Acetyl-11-keto-β-boswellic Acid Confers Protection in DSS-Induced Colitis via the JNK-p38 MAPK and NF-κB Signaling Pathways.

Abstract

The present study aims to explore the effect and mechanismofacetyl-11-keto-β-boswellic acid (AKBA) on inflammatory bowel disease (IBD). The IBD-mouse model is established by replacing normal water intake with 2.5% dextran sulfate sodium salt (DSS) aqueous solution, and 50mg kg-1 of AKBA treatment is administered. The experimental mice are randomly divided into four groups, including control, AKBA , DSS, and DSS + AKBA groups. AKBA therapy conspicuously ameliorates the adverse symptoms caused by DSS in mice and inhibits the reduction of colon length and the rise of disease activity index score. Hematoxylin-eosin staining results suggest that AKBA strikingly improves the pathological conditions of the colon and small intestine tissues in IBD mice.
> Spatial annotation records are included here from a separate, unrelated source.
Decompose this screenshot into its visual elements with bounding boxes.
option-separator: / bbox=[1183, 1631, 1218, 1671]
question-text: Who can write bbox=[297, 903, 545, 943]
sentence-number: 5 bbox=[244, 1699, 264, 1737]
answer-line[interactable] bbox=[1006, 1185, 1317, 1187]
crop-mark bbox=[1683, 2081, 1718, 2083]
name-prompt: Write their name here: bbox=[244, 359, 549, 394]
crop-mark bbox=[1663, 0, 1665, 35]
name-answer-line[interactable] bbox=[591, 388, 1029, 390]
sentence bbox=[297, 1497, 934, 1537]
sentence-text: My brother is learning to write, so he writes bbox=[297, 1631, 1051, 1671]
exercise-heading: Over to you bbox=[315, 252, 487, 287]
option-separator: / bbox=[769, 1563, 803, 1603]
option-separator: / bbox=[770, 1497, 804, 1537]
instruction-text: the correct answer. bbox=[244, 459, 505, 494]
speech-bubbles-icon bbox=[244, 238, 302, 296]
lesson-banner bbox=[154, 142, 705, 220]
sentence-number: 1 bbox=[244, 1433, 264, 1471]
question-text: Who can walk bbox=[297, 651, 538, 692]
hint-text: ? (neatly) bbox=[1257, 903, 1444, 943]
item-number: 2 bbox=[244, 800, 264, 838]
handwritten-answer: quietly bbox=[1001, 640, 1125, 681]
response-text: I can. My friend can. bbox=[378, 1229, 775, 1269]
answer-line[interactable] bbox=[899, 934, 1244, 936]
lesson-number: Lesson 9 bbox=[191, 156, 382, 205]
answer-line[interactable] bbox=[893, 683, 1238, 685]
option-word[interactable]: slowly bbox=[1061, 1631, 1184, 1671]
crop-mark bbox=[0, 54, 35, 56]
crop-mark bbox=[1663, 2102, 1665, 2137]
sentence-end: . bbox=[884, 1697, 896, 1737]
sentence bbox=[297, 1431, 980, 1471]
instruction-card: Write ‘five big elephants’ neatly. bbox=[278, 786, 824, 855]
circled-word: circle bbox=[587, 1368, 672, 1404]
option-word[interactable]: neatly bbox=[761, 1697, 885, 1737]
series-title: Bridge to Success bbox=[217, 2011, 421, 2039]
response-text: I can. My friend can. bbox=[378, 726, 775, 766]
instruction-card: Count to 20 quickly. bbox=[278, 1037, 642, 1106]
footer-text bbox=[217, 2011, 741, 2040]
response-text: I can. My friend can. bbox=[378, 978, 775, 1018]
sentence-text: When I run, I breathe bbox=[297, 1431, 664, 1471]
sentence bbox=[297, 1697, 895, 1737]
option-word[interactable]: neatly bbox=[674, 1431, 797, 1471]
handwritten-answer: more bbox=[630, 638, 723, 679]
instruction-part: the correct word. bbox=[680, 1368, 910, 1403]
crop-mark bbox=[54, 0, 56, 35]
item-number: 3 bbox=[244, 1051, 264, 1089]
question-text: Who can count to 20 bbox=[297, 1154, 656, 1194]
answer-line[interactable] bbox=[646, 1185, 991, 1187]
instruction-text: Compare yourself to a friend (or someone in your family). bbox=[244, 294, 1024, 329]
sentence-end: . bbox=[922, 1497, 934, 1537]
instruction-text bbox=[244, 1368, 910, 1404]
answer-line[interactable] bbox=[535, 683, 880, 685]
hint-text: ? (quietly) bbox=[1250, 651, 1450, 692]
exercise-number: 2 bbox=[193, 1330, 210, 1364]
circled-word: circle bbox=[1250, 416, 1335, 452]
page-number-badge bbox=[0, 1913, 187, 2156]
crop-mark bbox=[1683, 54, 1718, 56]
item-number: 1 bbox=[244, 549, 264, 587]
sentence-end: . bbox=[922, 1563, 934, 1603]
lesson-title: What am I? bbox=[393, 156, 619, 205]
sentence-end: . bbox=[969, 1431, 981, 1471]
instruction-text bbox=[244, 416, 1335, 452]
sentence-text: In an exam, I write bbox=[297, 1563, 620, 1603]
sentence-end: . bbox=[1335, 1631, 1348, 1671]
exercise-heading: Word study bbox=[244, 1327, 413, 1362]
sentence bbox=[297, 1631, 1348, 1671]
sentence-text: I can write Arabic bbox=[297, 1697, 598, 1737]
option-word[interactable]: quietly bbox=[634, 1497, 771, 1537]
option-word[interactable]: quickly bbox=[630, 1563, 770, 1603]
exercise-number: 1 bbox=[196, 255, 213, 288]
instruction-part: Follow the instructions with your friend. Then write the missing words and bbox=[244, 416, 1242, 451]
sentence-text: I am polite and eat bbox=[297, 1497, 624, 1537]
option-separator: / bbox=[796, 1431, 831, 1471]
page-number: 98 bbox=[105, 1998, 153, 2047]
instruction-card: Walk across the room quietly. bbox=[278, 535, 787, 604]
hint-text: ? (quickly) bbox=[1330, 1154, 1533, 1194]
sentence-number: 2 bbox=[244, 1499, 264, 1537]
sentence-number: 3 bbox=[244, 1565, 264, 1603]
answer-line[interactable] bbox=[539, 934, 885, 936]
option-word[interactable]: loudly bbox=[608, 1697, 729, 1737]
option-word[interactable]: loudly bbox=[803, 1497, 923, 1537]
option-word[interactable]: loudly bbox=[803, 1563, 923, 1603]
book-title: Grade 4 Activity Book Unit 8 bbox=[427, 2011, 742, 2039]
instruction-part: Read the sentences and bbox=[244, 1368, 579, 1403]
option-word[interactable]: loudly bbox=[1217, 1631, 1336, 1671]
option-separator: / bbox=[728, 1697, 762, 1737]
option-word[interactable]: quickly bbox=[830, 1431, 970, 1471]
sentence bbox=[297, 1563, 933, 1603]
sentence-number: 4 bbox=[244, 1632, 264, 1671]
AKBA prominently inhibits the DSS-induced increase of proinflammatory factor contents and the upregulation of the c-Jun N-terminal kinase (JNK)-p38/mitogen-activated protein kinase (MAPK) and Nuclear factor kappa B (NF-κB) pathways' protein levels in the colon tissues of IBD mice. AKBA alleviates DSS-induced colonic inflammatory injury in IBD mice by repressing the activation of the JNK-p38/MAPK and NF-κB pathways.